Proposal for design of 'scope' (Was: Re: Opportunities for D)

Fri Jul 11 14:02:27 PDT 2014

On Thu, Jul 10, 2014 at 08:10:36PM +0000, via Digitalmars-d wrote:
> I've been working on a proposal for ownership and borrowing since some
> time, and I seem to have come to a very similar result as you have. It
> is not really ready, because I keep discovering weaknesses, and can
> only work on it in my free time, but I'm glad this topic is finally
> addressed. I'll write about what I have now:
> 
> First of all, as you've already stated, scope needs to be a type
> modifier (currently it's a storage class, I think). This has
> consequences for the syntax of any parameters it takes, because for
> type modifiers there need to be type constructors. This means, the
> `scope(...)` syntax is out. I suggest to use template instantiation
> syntax instead: `scope!(...)`, which can be freely combined with the
> type constructor syntax: `scope!lifetime(MyClass)`.
> 
> Explicit lifetimes are indeed necessary, but dedicated identifiers for
> them are not. Instead, it can directly refer to symbol of the "owner".
> Example:
> 
>     int[100] buffer;
>     scope!buffer(int[]) slice;

Hmm. Seems that you're addressing a somewhat wider scope than what I had
in mind. I was thinking mainly of 'scope' as "does not escape the body
of this block", but you're talking about a more general case of being
able to specify explicit lifetimes.

[...]
> A problem that has been discussed in a few places is safely returning
> a slice or a reference to an input parameter. This can be solved
> nicely:
> 
>     scope!haystack(string) findSubstring(
>         scope string haystack,
>         scope string needle
>     );
> 
> Inside `findSubstring`, the compiler can make sure that no references
> to `haystack` or `needle` can be escape (an unqualified `scope` can be
> used here, no need to specify an "owner"), but it will allow returning
> a slice from it, because the signature says: "The return value will
> not live longer than the parameter `haystack`."

This does seem to be quite a compelling argument for explicit scopes. It
does make it more complex to implement, though.

[...]
> An interesting application is the old `byLine` problem, where the
> function keeps an internal buffer which is reused for every line that
> is read, but a slice into it is returned. When a user naively stores
> these slices in an array, she will find that all of them have the same
> content, because they point to the same buffer. See how this is
> avoided with `scope!(const ...)`:

This seems to be something else now. I'll have to think about this a bit
more, but my preliminary thought is that this adds yet another level of
complexity to 'scope', which is not necessarily a bad thing, but we
might want to start out with something simpler first.

[...]
> An open question is whether there needs to be an explicit designation
> of GC'd values (for example by `scope!static` or `scope!GC`), to say
> that a given values lives as long as it's needed (or "forever").

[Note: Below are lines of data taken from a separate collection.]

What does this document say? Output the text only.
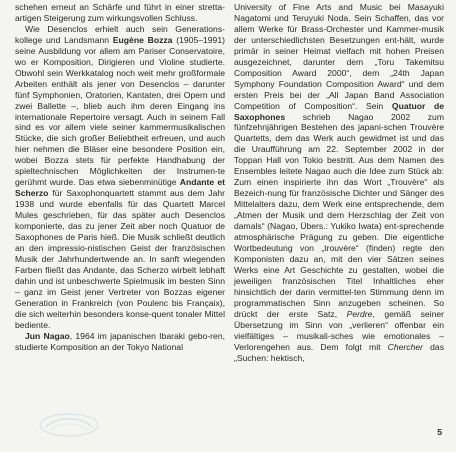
schehen erneut an Schärfe und führt in einer stretta-artigen Steigerung zum wirkungsvollen Schluss.

Wie Desenclos erhielt auch sein Generations-kollege und Landsmann Eugène Bozza (1905–1991) seine Ausbildung vor allem am Pariser Conservatoire, wo er Komposition, Dirigieren und Violine studierte. Obwohl sein Werkkatalog noch weit mehr großformale Arbeiten enthält als jener von Desenclos – darunter fünf Symphonien, Oratorien, Kantaten, drei Opern und zwei Ballette –, blieb auch ihm deren Eingang ins internationale Repertoire versagt. Auch in seinem Fall sind es vor allem viele seiner kammermusikalischen Stücke, die sich großer Beliebtheit erfreuen, und auch hier nehmen die Bläser eine besondere Position ein, wobei Bozza stets für perfekte Handhabung der spieltechnischen Möglichkeiten der Instrumen-te gerühmt wurde. Das etwa siebenminütige Andante et Scherzo für Saxophonquartett stammt aus dem Jahr 1938 und wurde ebenfalls für das Quartett Marcel Mules geschrieben, für das später auch Desenclos komponierte, das zu jener Zeit aber noch Quatuor de Saxophones de Paris hieß. Die Musik schließt deutlich an den impressio-nistischen Geist der französischen Musik der Jahrhundertwende an. In sanft wiegenden Farben fließt das Andante, das Scherzo wirbelt lebhaft dahin und ist unbeschwerte Spielmusik im besten Sinn – ganz im Geist jener Vertreter von Bozzas eigener Generation in Frankreich (von Poulenc bis Françaix), die sich weiterhin besonders konse-quent tonaler Mittel bediente.

Jun Nagao, 1964 im japanischen Ibaraki gebo-ren, studierte Komposition an der Tokyo National

University of Fine Arts and Music bei Masayuki Nagatomi und Teruyuki Noda. Sein Schaffen, das vor allem Werke für Brass-Orchester und Kammer-musik der unterschiedlichsten Besetzungen ent-hält, wurde primär in seiner Heimat vielfach mit hohen Preisen ausgezeichnet, darunter dem „Toru Takemitsu Composition Award 2000“, dem „24th Japan Symphony Foundation Composition Award“ und dem ersten Preis bei der „All Japan Band Association Competition of Composition“. Sein Quatuor de Saxophones schrieb Nagao 2002 zum fünfzehnjährigen Bestehen des japani-schen Trouvère Quartetts, dem das Werk auch gewidmet ist und das die Uraufführung am 22. September 2002 in der Toppan Hall von Tokio bestritt. Aus dem Namen des Ensembles leitete Nagao auch die Idee zum Stück ab: Zum einen inspirierte ihn das Wort „Trouvère“ als Bezeich-nung für französische Dichter und Sänger des Mittelalters dazu, dem Werk eine entsprechende, dem „Atmen der Musik und dem Herzschlag der Zeit von damals“ (Nagao, Übers.: Yukiko Iwata) ent-sprechende atmosphärische Prägung zu geben. Die eigentliche Wortbedeutung von „trouvère“ (finden) regte den Komponisten dazu an, mit den vier Sätzen seines Werks eine Art Geschichte zu gestalten, wobei die jeweiligen französischen Titel Inhaltliches eher hinsichtlich der darin vermittel-ten Stimmung denn im programmatischen Sinn anzugeben scheinen. So drückt der erste Satz, Perdre, gemäß seiner Übersetzung im Sinn von „verlieren“ offenbar ein vielfältiges – musikali-sches wie emotionales – Verlorengehen aus. Dem folgt mit Chercher das „Suchen: hektisch,

5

Shouldn't unqualified values already serve this purpose?

[...]
> Now, for the problems:
> 
> Obviously, there is quite a bit of complexity involved. I can imagine
> that inferring the scope for templates (which is essential, just as
> for const and the other type modifiers) can be complicated.

I'm thinking of aiming for a design where the compiler can infer all
lifetimes automatically, and the user doesn't have to. I'm not sure if
this is possible, but based on what Walter said, it would be best if we
infer as much as possible, since users are lazy and are unlikely to be
thrilled at the idea of having to write additional annotations on their
types.

My original proposal was aimed at this, that's why I didn't put in
explicit lifetimes. I was hoping to find a way to define things such
that the lifetime is unambiguous from the context in which 'scope' is
used, so that users don't ever have to write anything more than that.
This also makes the compiler's life easier, since we don't have to keep
track of who owns what, and can just compute the lifetime from the
surrounding context. This may require sacrificing some precision in
lifetimes, but if it helps simplify things while still giving adequate
functionality, I think it's a good compromise.

[...]
> I also have a few ideas about owned types and move semantics, but this
> is mostly independent from borrowing (although, of course, it
> integrates nicely with it). So, that's it, for now. Sorry for the long
> text. Thoughts?

It seems that you're the full borrowed reference/pointer problem, which
is something necessary. But I was thinking more in terms of the baseline
functionality -- what is the simplest design for 'scope' that still
gives useful semantics that covers most of the cases? I know there are
some tricky corner cases, but I'm wondering if we can somehow find an
easy solution for the easy parts (presumably the more common parts),
while still allowing for a way to deal with the hard parts.

At least for now, I'm thinking in the direction of finding something
with simple semantics that, at the same time, produces complex
(interesting) effects when composed, that we can use to solve the
borrowed pointer problem.

T

-- 
Computers are like a jungle: they have monitor lizards, rams, mice, c-moss, binary trees... and bugs.